A Brief Look Inside HPKG | Haiku Project

The Haiku operating system has a packaging system that leverages a clever file format called HPKG. This article provides a simplistic overview of how the file format is structured.


This is a companion discussion topic for the original entry at https://www.haiku-os.org/blog/apl/2021-02-28_look_at_hpkg/
3 Likes

The images don’t load when I click the “Show Full Post…” button, but they do load when I open the link in a separate browser tab. Just FYI.

@apl Nice article, but I am a bit confused about the chunks. You say they are uncompressed, yet later say there is compressed data within them. I don’t quite get this.

@OneRyan I am not sure how the integration between these forums and our website works but I guess the articles are meant to be viewed on the website and the image locations must be relative to the website.

@leavengood I found it slightly confusing too. My read is that there are n chunks, and each chunk (except the last) represents 64kb of real, uncompressed data.

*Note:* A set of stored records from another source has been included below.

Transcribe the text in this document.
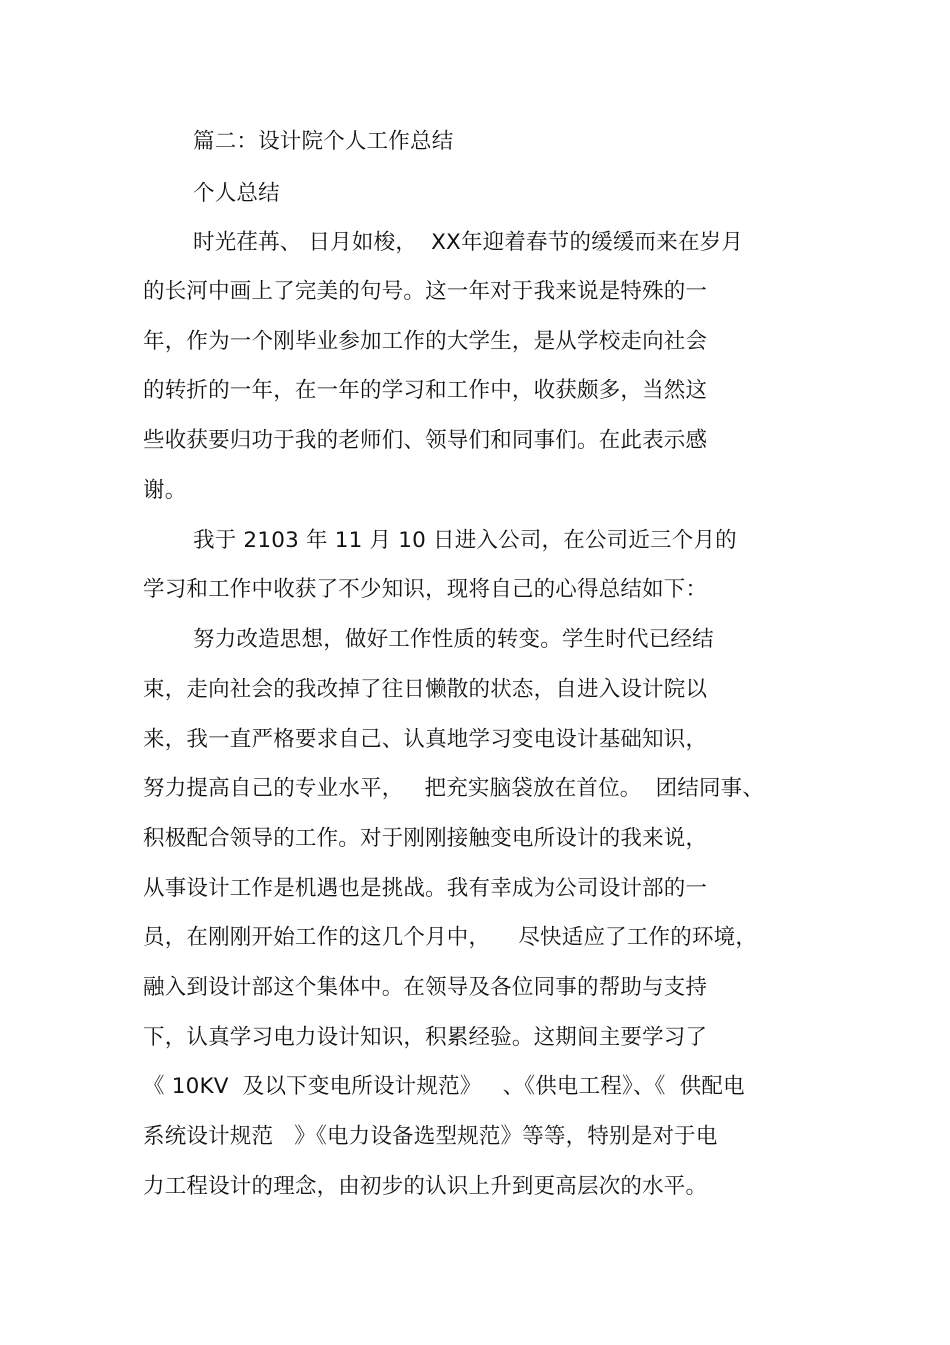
篇二：设计院个人工作总结
个人总结
时光荏苒、 日月如梭，  XX年迎着春节的缓缓而来在岁月
的长河中画上了完美的句号。这一年对于我来说是特殊的一
年，作为一个刚毕业参加工作的大学生，是从学校走向社会
的转折的一年，在一年的学习和工作中，收获颇多，当然这
些收获要归功于我的老师们、领导们和同事们。在此表示感
谢。
我于 2103 年 11 月 10 日进入公司，在公司近三个月的
学习和工作中收获了不少知识，现将自己的心得总结如下：
努力改造思想，做好工作性质的转变。学生时代已经结
束，走向社会的我改掉了往日懒散的状态，自进入设计院以
来，我一直严格要求自己、认真地学习变电设计基础知识，
努力提高自己的专业水平，   把充实脑袋放在首位。  团结同事、
积极配合领导的工作。对于刚刚接触变电所设计的我来说，
从事设计工作是机遇也是挑战。我有幸成为公司设计部的一
员，在刚刚开始工作的这几个月中，    尽快适应了工作的环境，
融入到设计部这个集体中。在领导及各位同事的帮助与支持
下，认真学习电力设计知识，积累经验。这期间主要学习了
《 10KV  及以下变电所设计规范》   、《供电工程》、《  供配电
系统设计规范   》《电力设备选型规范》等等，特别是对于电
力工程设计的理念，由初步的认识上升到更高层次的水平。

They are stored compressed, and the index at the end contains those compressed lengths so you know what to decompress.

So you want to start reading from the start of data? Decompress the first chunk and use it. Let’s say it contains an index into byte 100,000. You know that’ll be in the second chunk because it covers bytes 65,536~131,071, so look at the index at the end of the file to know which bytes cover the compressed chunk two, then read and decompress that.

I miss the information, that a hpkg file, then installing it, there files are in write protected areas. I think this information need to be told too.

Hi; thanks for the feedback. I have amended the article here; can you see if this is more clear? I am not too sure about the image paths. If I put absolute paths then I presume it won’t render in Hugo properly when I’m writing it.

That definitely helps. I sort of got the idea before but this definitely makes it more clear. I know you were not trying to make this too technical but the example you added helps too.

Now I just need to try coding up my own HPKG reader, or really dig into the existing code.